La juxtaposition de ces deux histoires, celle de l’explorateur qui parcourut le monde et celle du sage collectionneur de syrphes, amène le narrateur/auteur (Sjöberg est lui-même entomologiste) à quelques méditations sur ce qui pousse un homme à se lancer dans une collection, les limites qu’il s’impose ou celles qu’il décide de franchir. Ce que Strindberg appela avec condescendance, voire mépris, «archipel boutonologique», c’est justement l’avidité à collectionner n’importe quoi, des mouches ou des boutons, «des cancrelats sur des épingles de zinc». Le narrateur semble s’en détacher, ce qui explique pourquoi il s’est «cantonné» aux syrphes qui comptent plusieurs milliers de spécimen déjà découverts, qu’il guette dans un espace limité, son île. Mais très vite, il cherche à distinguer dans son comportement ce qu’il a découvert chez Malaise : est-ce la passion des syrphes qui pousse l’entomologiste à les traquer ou est-ce la passion de collectionner ? Et par conséquent, comme Malaise qui passa la fin de sa vie à chercher des toiles de maître égarées dans les bouleversements de la Seconde Guerre mondiale, le narrateur se sent glisser dans le piège à collectionner.

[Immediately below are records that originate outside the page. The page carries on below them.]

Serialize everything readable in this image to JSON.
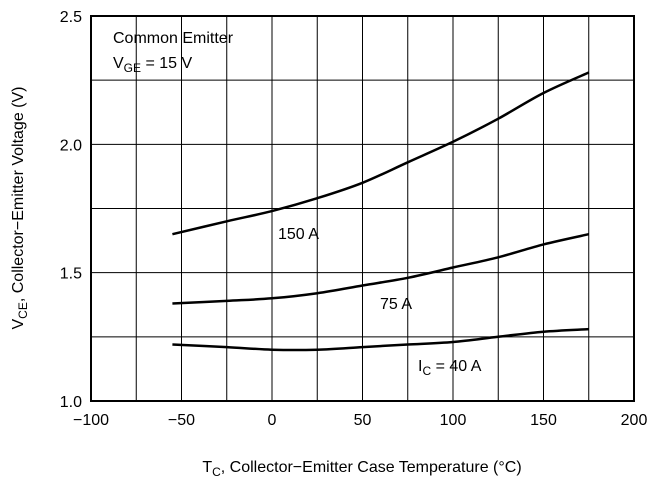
{
  "chart_data": {
    "type": "line",
    "xlabel": {
      "main": "T",
      "sub": "C",
      "rest": ", Collector−Emitter Case Temperature (°C)"
    },
    "ylabel": {
      "main": "V",
      "sub": "CE",
      "rest": ", Collector−Emitter Voltage (V)"
    },
    "xlim": [
      -100,
      200
    ],
    "ylim": [
      1.0,
      2.5
    ],
    "x_ticks": [
      -100,
      -50,
      0,
      50,
      100,
      150,
      200
    ],
    "x_tick_labels": [
      "−100",
      "−50",
      "0",
      "50",
      "100",
      "150",
      "200"
    ],
    "y_ticks": [
      1.0,
      1.5,
      2.0,
      2.5
    ],
    "y_tick_labels": [
      "1.0",
      "1.5",
      "2.0",
      "2.5"
    ],
    "grid": true,
    "grid_x_step": 25,
    "grid_y_step": 0.25,
    "annotation": {
      "line1": "Common Emitter",
      "line2": {
        "main": "V",
        "sub": "GE",
        "rest": " = 15 V"
      }
    },
    "series": [
      {
        "label": "150 A",
        "x": [
          -55,
          -25,
          0,
          25,
          50,
          75,
          100,
          125,
          150,
          175
        ],
        "y": [
          1.65,
          1.7,
          1.74,
          1.79,
          1.85,
          1.93,
          2.01,
          2.1,
          2.2,
          2.28
        ]
      },
      {
        "label": "75 A",
        "x": [
          -55,
          -25,
          0,
          25,
          50,
          75,
          100,
          125,
          150,
          175
        ],
        "y": [
          1.38,
          1.39,
          1.4,
          1.42,
          1.45,
          1.48,
          1.52,
          1.56,
          1.61,
          1.65
        ]
      },
      {
        "label": {
          "main": "I",
          "sub": "C",
          "rest": " = 40 A"
        },
        "x": [
          -55,
          -25,
          0,
          25,
          50,
          75,
          100,
          125,
          150,
          175
        ],
        "y": [
          1.22,
          1.21,
          1.2,
          1.2,
          1.21,
          1.22,
          1.23,
          1.25,
          1.27,
          1.28
        ]
      }
    ]
  }
}
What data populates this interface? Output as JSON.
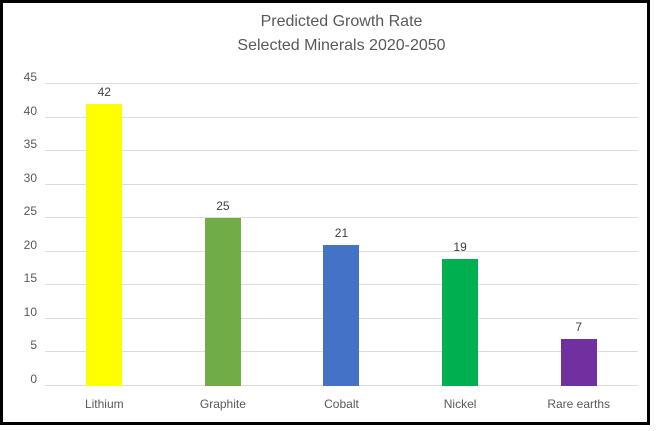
{
  "chart_data": {
    "type": "bar",
    "title_line1": "Predicted Growth Rate",
    "title_line2": "Selected Minerals 2020-2050",
    "categories": [
      "Lithium",
      "Graphite",
      "Cobalt",
      "Nickel",
      "Rare earths"
    ],
    "values": [
      42,
      25,
      21,
      19,
      7
    ],
    "bar_colors": [
      "#FFFF00",
      "#70AD47",
      "#4472C4",
      "#00B050",
      "#7030A0"
    ],
    "data_labels": [
      "42",
      "25",
      "21",
      "19",
      "7"
    ],
    "ylim": [
      0,
      45
    ],
    "yticks": [
      0,
      5,
      10,
      15,
      20,
      25,
      30,
      35,
      40,
      45
    ],
    "grid": true,
    "legend_position": "none",
    "xlabel": "",
    "ylabel": ""
  },
  "colors": {
    "background": "#FFFFFF",
    "border": "#000000",
    "gridline": "#DCDCDC",
    "title_text": "#595959",
    "axis_text": "#595959",
    "value_label_text": "#404040"
  }
}
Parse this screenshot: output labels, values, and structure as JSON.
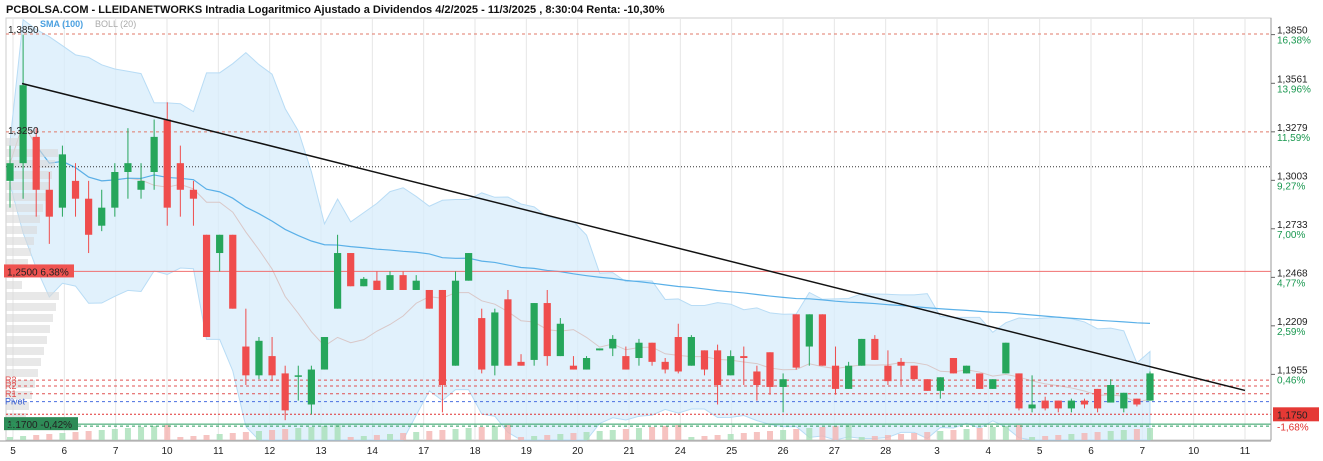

A partir de cette réflexion sur le collectionneur et sa passion parfois dévorante, Sjöberg réussit un tour de force : celui de nous amener, avec beaucoup d’humour, à pénétrer dans la vie aux apparences tranquilles, du chasseur de mouche, un filet dans la main, arrêté sous le soleil des étés suédois, attendant sa minuscule proie qu’il compte traiter ensuite avec des délicatesses d’amoureux. Et la littérature apparaît ici comme une catharsis, l’ultime traitement que le malade en proie à la boutonologie tente de s’infliger, pour se guérir peut-être.